Green Financing dan Pembiayaan Proyek EBT : Untung Rugi Green Financing buat Transisi Energi

Di pertengahan Mei 2025 ini, kita semua menyaksikan bagaimana transisi menuju energi bersih dan terbarukan (EBT) bukan lagi sekadar wacana, tapi sudah menjadi sebuah gerakan global yang masif. Indonesia pun tak ketinggalan, dengan target-target ambisius untuk meningkatkan porsi EBT dalam bauran energi nasional. Namun, ada satu fakta fundamental yang perlu kita pahami: membangun proyek EBT, seperti Pembangkit Listrik Tenaga Surya (PLTS) skala besar, ladang turbin angin, atau instalasi panas bumi, membutuhkan investasi awal yang luar biasa besar. Kita bicara soal triliunan Rupiah untuk satu proyek. Nah, dari mana datangnya dana sebesar itu? Di sinilah konsep “pembiayaan hijau” atau green financing menjadi semakin populer dan krusial.

Pembiayaan hijau pada dasarnya adalah berbagai jenis produk keuangan yang dirancang khusus untuk mendanai proyek-proyek yang memiliki dampak positif terhadap lingkungan. Dalam konteks EBT, ini bisa berupa “Green Bonds” (Obligasi Hijau) yang diterbitkan perusahaan di pasar modal, atau “Green Loans” (Pinjaman Hijau) yang diberikan oleh perbankan. Minat investor dan lembaga keuangan global maupun domestik terhadap instrumen pembiayaan hijau ini terus meningkat, seiring dengan tumbuhnya kesadaran akan pentingnya investasi berkelanjutan.

Apa Sih Bedanya ‘Green Bond’ dan ‘Green Loan’ dengan Utang Biasa?
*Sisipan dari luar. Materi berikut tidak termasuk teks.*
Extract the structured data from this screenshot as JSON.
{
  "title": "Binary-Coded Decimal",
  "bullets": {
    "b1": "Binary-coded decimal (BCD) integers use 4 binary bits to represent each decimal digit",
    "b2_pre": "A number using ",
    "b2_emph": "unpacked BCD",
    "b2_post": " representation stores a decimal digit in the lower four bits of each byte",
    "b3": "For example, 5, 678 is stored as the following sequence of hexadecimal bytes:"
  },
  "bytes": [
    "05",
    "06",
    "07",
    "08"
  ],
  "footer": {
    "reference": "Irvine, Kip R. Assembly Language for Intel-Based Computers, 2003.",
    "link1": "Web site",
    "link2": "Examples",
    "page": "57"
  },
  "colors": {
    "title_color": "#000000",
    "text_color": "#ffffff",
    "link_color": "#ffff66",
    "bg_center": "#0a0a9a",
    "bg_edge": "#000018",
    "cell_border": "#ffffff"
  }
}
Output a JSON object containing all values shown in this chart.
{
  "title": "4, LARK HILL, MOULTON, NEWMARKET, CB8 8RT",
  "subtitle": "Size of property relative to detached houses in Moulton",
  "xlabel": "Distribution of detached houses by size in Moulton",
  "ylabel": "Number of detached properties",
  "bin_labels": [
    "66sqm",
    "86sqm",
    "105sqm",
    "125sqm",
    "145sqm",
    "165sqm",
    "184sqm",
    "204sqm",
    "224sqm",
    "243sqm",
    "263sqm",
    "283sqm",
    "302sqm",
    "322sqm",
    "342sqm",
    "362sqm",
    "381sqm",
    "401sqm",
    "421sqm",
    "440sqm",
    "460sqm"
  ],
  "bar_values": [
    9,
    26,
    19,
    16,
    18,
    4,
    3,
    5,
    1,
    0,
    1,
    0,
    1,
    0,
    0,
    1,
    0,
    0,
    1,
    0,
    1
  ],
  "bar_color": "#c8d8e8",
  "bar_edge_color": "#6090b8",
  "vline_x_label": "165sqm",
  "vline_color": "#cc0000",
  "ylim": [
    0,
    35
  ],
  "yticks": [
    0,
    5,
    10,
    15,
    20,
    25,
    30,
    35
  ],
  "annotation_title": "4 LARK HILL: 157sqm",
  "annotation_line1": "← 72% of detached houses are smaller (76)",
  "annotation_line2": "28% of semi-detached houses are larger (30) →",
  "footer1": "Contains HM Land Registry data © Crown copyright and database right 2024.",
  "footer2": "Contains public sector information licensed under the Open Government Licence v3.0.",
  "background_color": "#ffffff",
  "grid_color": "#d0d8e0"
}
Mungkin Anda bertanya, “Apa bedanya sih surat utang atau pinjaman ‘hijau’ ini dengan surat utang atau pinjaman bank yang biasa kita kenal?”. Perbedaan utamanya terletak pada tujuan penggunaan dana (use of proceeds). Jika pada surat utang atau pinjaman konvensional dana yang terkumpul bisa digunakan untuk berbagai keperluan perusahaan (misalnya modal kerja umum, ekspansi, dll.), pada Green Bond atau Green Loan, dana yang diperoleh wajib dialokasikan secara spesifik untuk membiayai atau membiayai ulang proyek-proyek yang memenuhi kriteria ‘hijau’. Kriteria ini biasanya mengacu pada standar atau taksonomi hijau yang diakui secara internasional maupun nasional, seperti proyek EBT, efisiensi energi, transportasi ramah lingkungan, atau bangunan hijau.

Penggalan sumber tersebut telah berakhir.